One of the key elements of running a successful peer assist is that you have people involved with the knowledge and experience to make useful contributions. Finding such people can be a difficult task, and social networks provide a great way of discovering people based on their interests, whether through the subject they write about on their blogs, or what they list on their LinkedIn or Facebook profiles as stuff they are good at. The chances are that you will already be ‘friends’ with these people and so they are entering the exercise as an already trusted source.

In terms of actually running the peer assist using the web, I think this is where the wiki really comes into its own. You can put the original problem at the top of a wiki page and invited contributions from those taking part to appear underneath. Those that the orginator thinks are potential solutions can be developed further, those that are unsuitable can be archived to elsewhere on the wiki. In terms of a good wiki system to use, my favourite is WikiSpaces, which allows for the easy integration of a range of content types and is really simple to get started with.

Another option might be to write the problem up as a blog post, with suggestions coming in through the comments, though this might end up being a little linear.

4. After Action Review

An after action review is a simple enough idea: a team takes a look at a recently completed piece of work, and collaboratively works on what went well, and what not so well. Key questions are: what could be done better next time; and what can we do better elsewhere as a result of good stuff done in this project. They don’t have to be held at the end of a project though, and can be used at various stages so that continuous improvement is possible.

In the real world, an after action review would be run with everyone around a table, so that all the necessary views and experiences can be aired.
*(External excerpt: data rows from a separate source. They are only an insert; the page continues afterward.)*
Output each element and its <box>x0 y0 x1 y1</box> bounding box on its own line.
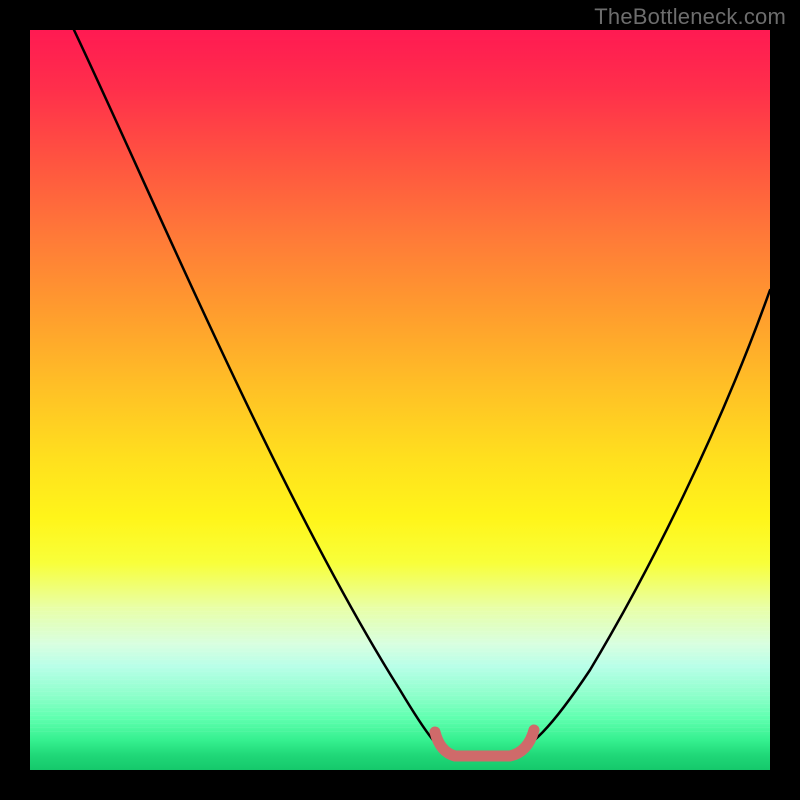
bottleneck-curve <box>74 30 770 755</box>
chart-frame: TheBottleneck.com <box>0 0 800 800</box>
watermark-text: TheBottleneck.com <box>594 4 786 30</box>
optimal-marker <box>435 730 534 756</box>
plot-area <box>30 30 770 770</box>
curve-layer <box>30 30 770 770</box>
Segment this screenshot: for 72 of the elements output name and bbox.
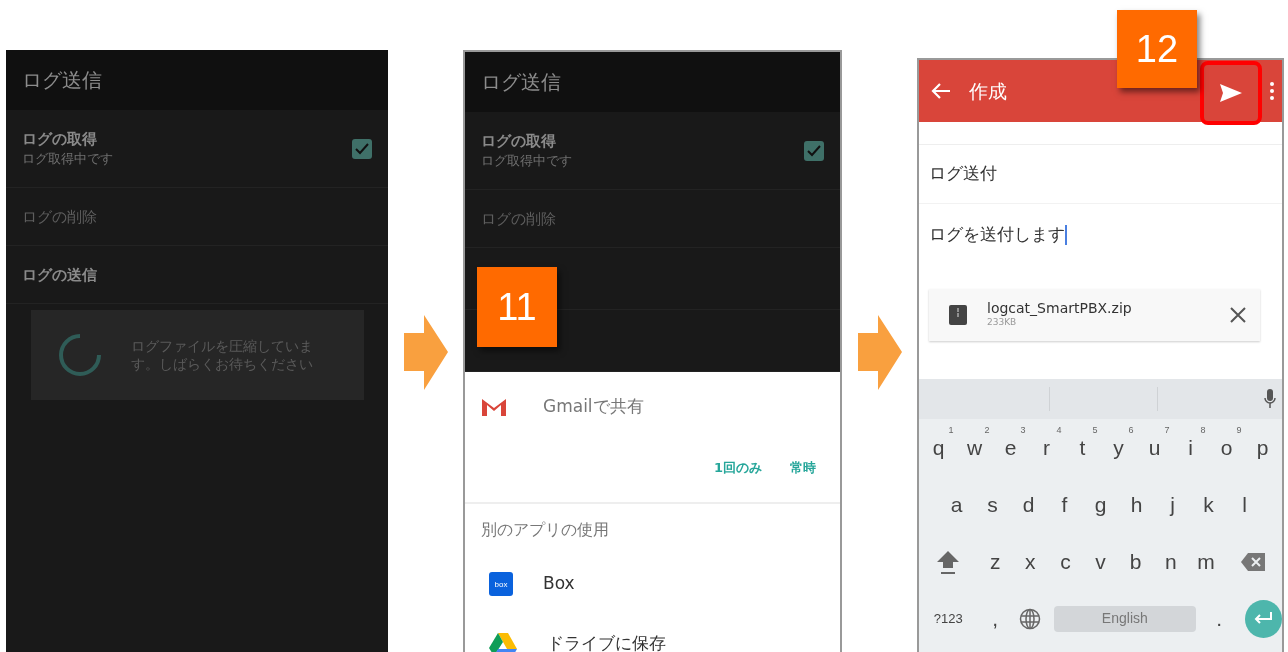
keyboard-key[interactable]: e 3 — [992, 422, 1029, 473]
keyboard-key[interactable]: . — [1201, 593, 1237, 644]
keyboard-key[interactable]: v — [1082, 536, 1119, 587]
keyboard-key[interactable]: p — [1244, 422, 1281, 473]
keyboard-key[interactable]: , — [977, 593, 1013, 644]
app-option[interactable]: box Box — [465, 553, 840, 614]
keyboard-key[interactable]: j — [1154, 479, 1191, 530]
keyboard-key[interactable]: t 5 — [1064, 422, 1101, 473]
enter-key[interactable] — [1244, 599, 1282, 638]
attachment-name: logcat_SmartPBX.zip — [987, 300, 1133, 316]
globe-icon — [1019, 607, 1042, 630]
spinner-icon — [59, 334, 101, 376]
settings-row[interactable]: ログの送信 — [6, 246, 388, 304]
keyboard-key[interactable]: o 9 — [1208, 422, 1245, 473]
keyboard-key[interactable]: c — [1047, 536, 1083, 587]
step-arrow-icon — [857, 315, 902, 390]
setting-summary: ログ取得中です — [22, 150, 113, 169]
checkbox[interactable] — [352, 138, 372, 159]
setting-label: ログの送信 — [22, 265, 97, 284]
backspace-icon — [1239, 551, 1266, 572]
checkbox[interactable] — [804, 140, 824, 161]
app-option[interactable]: ドライブに保存 — [465, 613, 840, 652]
keyboard-key[interactable]: w 2 — [956, 422, 993, 473]
setting-label: ログの削除 — [481, 209, 556, 228]
setting-label: ログの削除 — [22, 207, 97, 226]
keyboard-key[interactable]: l — [1226, 479, 1263, 530]
zip-file-icon — [949, 305, 967, 325]
keyboard-key[interactable]: g — [1082, 479, 1119, 530]
screen-title: ログ送信 — [6, 50, 388, 110]
keyboard-key[interactable]: k — [1190, 479, 1227, 530]
close-icon[interactable] — [1230, 307, 1246, 323]
keyboard-key[interactable]: x — [1012, 536, 1048, 587]
body-field[interactable]: ログを送付します — [919, 204, 1282, 266]
screen-title: 作成 — [969, 78, 1008, 104]
keyboard-key[interactable]: b — [1118, 536, 1154, 587]
step-number: 12 — [1117, 10, 1197, 88]
settings-row[interactable]: ログの取得 ログ取得中です — [6, 110, 388, 188]
microphone-icon[interactable] — [1264, 389, 1276, 409]
setting-label: ログの取得 — [481, 130, 557, 152]
back-arrow-icon[interactable] — [931, 82, 951, 100]
shift-icon — [935, 548, 962, 575]
enter-icon — [1253, 611, 1274, 626]
keyboard-key[interactable]: d — [1010, 479, 1047, 530]
keyboard-key[interactable]: s — [974, 479, 1011, 530]
setting-summary: ログ取得中です — [481, 152, 572, 171]
keyboard-key[interactable]: h — [1118, 479, 1155, 530]
mail-icon — [481, 397, 507, 417]
attachment-size: 233KB — [987, 316, 1018, 329]
keyboard-key[interactable]: z — [977, 536, 1013, 587]
keyboard-key[interactable]: a — [938, 479, 975, 530]
step-number: 11 — [477, 267, 557, 347]
box-app-icon: box — [489, 571, 513, 596]
keyboard-key[interactable]: i 8 — [1172, 422, 1209, 473]
keyboard-key[interactable]: q 1 — [920, 422, 957, 473]
keyboard-key[interactable]: m — [1188, 536, 1224, 587]
more-vert-icon[interactable] — [1270, 82, 1274, 100]
send-button[interactable] — [1200, 61, 1262, 125]
send-icon — [1219, 83, 1243, 103]
section-header: 別のアプリの使用 — [480, 518, 610, 541]
step-arrow-icon — [403, 315, 448, 390]
keyboard-key[interactable]: r 4 — [1028, 422, 1065, 473]
settings-row[interactable]: ログの取得 ログ取得中です — [465, 112, 840, 190]
setting-label: ログの取得 — [22, 128, 98, 150]
screen-title: ログ送信 — [465, 52, 840, 112]
symbols-key[interactable]: ?123 — [919, 593, 978, 644]
subject-field[interactable]: ログ送付 — [919, 145, 1282, 204]
triangle-app-icon — [489, 631, 517, 652]
share-option[interactable]: Gmailで共有 — [465, 372, 840, 442]
keyboard-key[interactable]: u 7 — [1136, 422, 1173, 473]
keyboard-key[interactable]: f — [1046, 479, 1083, 530]
keyboard-key[interactable]: y 6 — [1100, 422, 1137, 473]
keyboard-key[interactable]: n — [1153, 536, 1189, 587]
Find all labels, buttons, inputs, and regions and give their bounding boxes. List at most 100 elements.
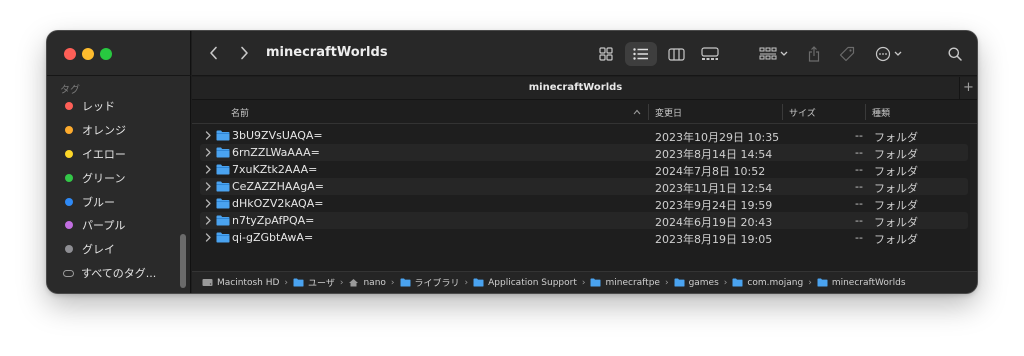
path-crumb[interactable]: ユーザ <box>293 276 335 289</box>
minimize-window-button[interactable] <box>82 48 94 60</box>
path-crumb-label: Macintosh HD <box>217 277 280 288</box>
back-button[interactable] <box>204 43 224 63</box>
path-crumb-label: nano <box>363 277 386 288</box>
file-size: -- <box>855 129 863 142</box>
tag-color-dot <box>65 102 73 110</box>
icon-view-button[interactable] <box>594 43 618 65</box>
file-modified: 2023年9月24日 19:59 <box>655 199 773 212</box>
sidebar-scrollbar[interactable] <box>180 234 186 288</box>
group-by-button[interactable] <box>756 43 792 65</box>
path-crumb[interactable]: com.mojang <box>732 278 803 288</box>
column-header-modified[interactable]: 変更日 <box>655 106 682 119</box>
path-crumb[interactable]: minecraftpe <box>590 278 660 288</box>
close-window-button[interactable] <box>64 48 76 60</box>
table-row[interactable]: 7xuKZtk2AAA= 2024年7月8日 10:52 -- フォルダ <box>200 161 968 178</box>
path-crumb-label: minecraftWorlds <box>831 277 906 288</box>
disclosure-triangle-icon[interactable] <box>203 215 213 226</box>
path-crumb[interactable]: games <box>674 278 719 288</box>
tag-color-dot <box>65 174 73 182</box>
column-header-name[interactable]: 名前 <box>231 106 249 119</box>
sidebar-tag-blue[interactable]: ブルー <box>47 191 183 213</box>
sidebar-tag-label: ブルー <box>82 196 115 209</box>
file-kind: フォルダ <box>874 148 918 161</box>
file-name: 3bU9ZVsUAQA= <box>232 129 323 142</box>
toolbar: minecraftWorlds <box>192 31 977 76</box>
path-crumb-label: games <box>688 277 719 288</box>
column-divider[interactable] <box>865 104 866 120</box>
finder-window: タグ レッド オレンジ イエロー グリーン ブルー パープル グレイ すべてのタ… <box>47 31 977 293</box>
tag-color-dot <box>65 198 73 206</box>
file-name: 7xuKZtk2AAA= <box>232 163 318 176</box>
path-crumb-label: Application Support <box>488 277 577 288</box>
disclosure-triangle-icon[interactable] <box>203 198 213 209</box>
file-modified: 2023年8月19日 19:05 <box>655 233 773 246</box>
forward-button[interactable] <box>234 43 254 63</box>
file-name: 6rnZZLWaAAA= <box>232 146 320 159</box>
hard-drive-icon <box>202 279 213 286</box>
disclosure-triangle-icon[interactable] <box>203 181 213 192</box>
sidebar-tag-red[interactable]: レッド <box>47 95 183 117</box>
folder-icon <box>216 147 230 158</box>
file-modified: 2023年10月29日 10:35 <box>655 131 780 144</box>
column-header-bar: 名前 変更日 サイズ 種類 <box>192 100 977 124</box>
file-size: -- <box>855 146 863 159</box>
table-row[interactable]: n7tyZpAfPQA= 2024年6月19日 20:43 -- フォルダ <box>200 212 968 229</box>
path-crumb[interactable]: ライブラリ <box>400 276 460 289</box>
path-crumb[interactable]: Macintosh HD <box>202 278 279 288</box>
sidebar-tag-green[interactable]: グリーン <box>47 167 183 189</box>
zoom-window-button[interactable] <box>100 48 112 60</box>
column-header-size[interactable]: サイズ <box>789 106 816 119</box>
disclosure-triangle-icon[interactable] <box>203 130 213 141</box>
disclosure-triangle-icon[interactable] <box>203 232 213 243</box>
table-row[interactable]: qi-gZGbtAwA= 2023年8月19日 19:05 -- フォルダ <box>200 229 968 246</box>
sidebar-tag-yellow[interactable]: イエロー <box>47 143 183 165</box>
path-separator: › <box>390 277 395 288</box>
file-kind: フォルダ <box>874 182 918 195</box>
column-view-button[interactable] <box>664 43 688 65</box>
share-button[interactable] <box>804 42 824 66</box>
file-size: -- <box>855 231 863 244</box>
file-kind: フォルダ <box>874 216 918 229</box>
sidebar-tag-purple[interactable]: パープル <box>47 214 183 236</box>
search-button[interactable] <box>944 43 966 65</box>
tab-current[interactable]: minecraftWorlds <box>192 82 959 93</box>
list-view-button[interactable] <box>625 42 657 66</box>
folder-icon <box>590 278 601 287</box>
tag-color-dot <box>65 221 73 229</box>
path-crumb[interactable]: nano <box>348 277 386 288</box>
path-separator: › <box>664 277 669 288</box>
table-row[interactable]: 6rnZZLWaAAA= 2023年8月14日 14:54 -- フォルダ <box>200 144 968 161</box>
tag-icon <box>839 46 855 62</box>
file-name: qi-gZGbtAwA= <box>232 231 314 244</box>
gallery-view-button[interactable] <box>697 43 723 65</box>
tag-color-dot <box>65 245 73 253</box>
sidebar-tag-gray[interactable]: グレイ <box>47 238 183 260</box>
tag-button[interactable] <box>836 42 858 66</box>
column-header-kind[interactable]: 種類 <box>872 106 890 119</box>
folder-icon <box>216 232 230 243</box>
disclosure-triangle-icon[interactable] <box>203 164 213 175</box>
disclosure-triangle-icon[interactable] <box>203 147 213 158</box>
column-divider[interactable] <box>782 104 783 120</box>
path-crumb[interactable]: Application Support <box>473 278 577 288</box>
more-actions-button[interactable] <box>872 42 908 66</box>
file-list: 3bU9ZVsUAQA= 2023年10月29日 10:35 -- フォルダ 6rnZZ… <box>192 125 977 274</box>
new-tab-button[interactable]: + <box>959 77 977 100</box>
column-divider[interactable] <box>648 104 649 120</box>
sidebar-tag-label: オレンジ <box>82 124 126 137</box>
sidebar-divider <box>47 75 191 76</box>
sidebar-all-tags[interactable]: すべてのタグ... <box>47 262 183 284</box>
path-crumb-label: ライブラリ <box>414 279 460 289</box>
path-separator: › <box>339 277 344 288</box>
path-separator: › <box>808 277 812 288</box>
sidebar-tag-label: レッド <box>82 100 115 113</box>
file-size: -- <box>855 214 863 227</box>
file-kind: フォルダ <box>874 131 918 144</box>
icon-view-icon <box>599 47 613 61</box>
table-row[interactable]: CeZAZZHAAgA= 2023年11月1日 12:54 -- フォルダ <box>200 178 968 195</box>
table-row[interactable]: dHkOZV2kAQA= 2023年9月24日 19:59 -- フォルダ <box>200 195 968 212</box>
sidebar-tag-orange[interactable]: オレンジ <box>47 119 183 141</box>
table-row[interactable]: 3bU9ZVsUAQA= 2023年10月29日 10:35 -- フォルダ <box>200 127 968 144</box>
path-crumb[interactable]: minecraftWorlds <box>817 278 906 288</box>
sidebar-tag-label: イエロー <box>82 148 126 161</box>
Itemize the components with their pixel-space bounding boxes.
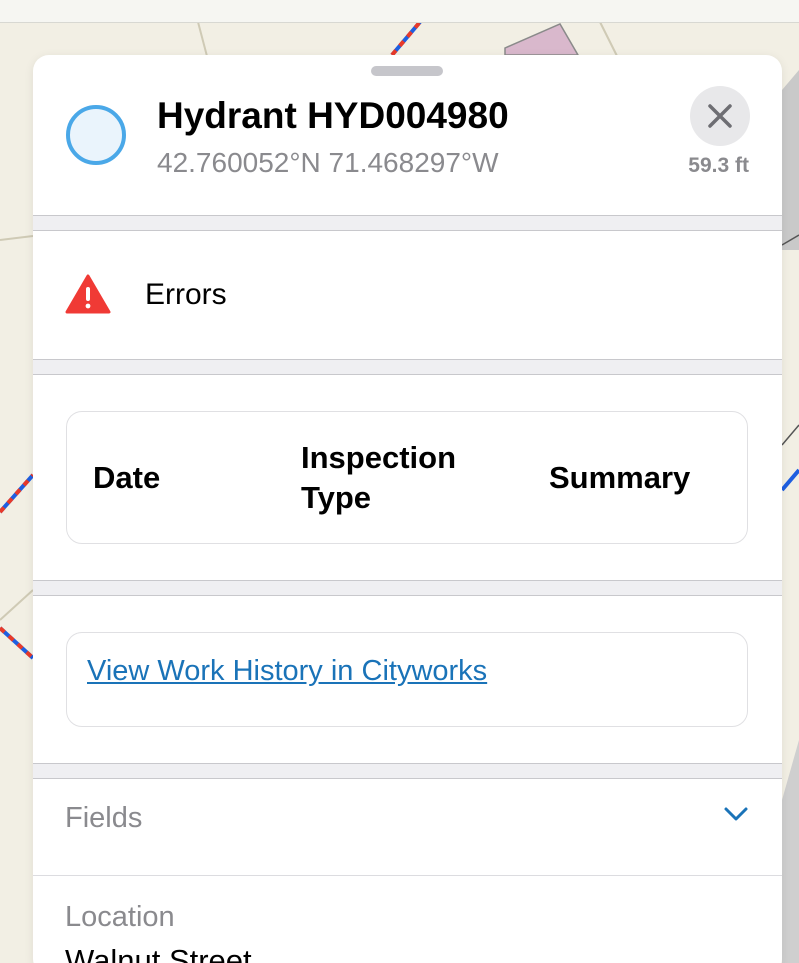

This can be replicated like the knowledge cafe with instant messaging, forums or online mind mapping. If you are really stuck then even email will do it.

However, a more interesting method might be to combine collaborative authoring with discussion, using a system like WriteWith. This allows you to jointly edit some text, in a Google Docs or Zoho stylee, but also has a threaded discussion running alongside it. So the facilitator of the review could post a document detailing some of the aims of the project, with actual performance results and outcomes. These could then be discussed alongside the text, which can then be updated and turned into the after action review report. What’s great about WriteWith is that it will then let you export to PDF, Word or OpenOffice format – or even send the text straight to a blog!

5. Knowledge Market Place

A knowledge market place, or fair, is an opportunity to learn what it is that folk know, and what they would like to know. The ideal end result would be a big grid with a list of people with their skills and their needs on, with some contact details so that folk can easily get in touch with those they can help. Face to face methods of running a knowledge market place can include getting people to team up and ‘interview’ each other, writing down the wants and offers on post-its, which can then be stuck on the wall for viewing later as well as being typed up.

An online version of this would suit any kind of site which allows details profiles, so people with certain skills can be tracked down easily. Another way would be to have a wiki page, laid out as a grid which people can add to as they see fit. It might be possible for a blog to be created, with a post per person. These could be completed by the person concerned themselves or (more fun) someone they have just been speaking to. Tags could be added to outline the wants and needs, so that groups of people with similar interests could be identified with one click.

Any more? 

There’s five from me, then. Anyone got any more ways that web 2.0 can be used to develop KM in new and interesting ways?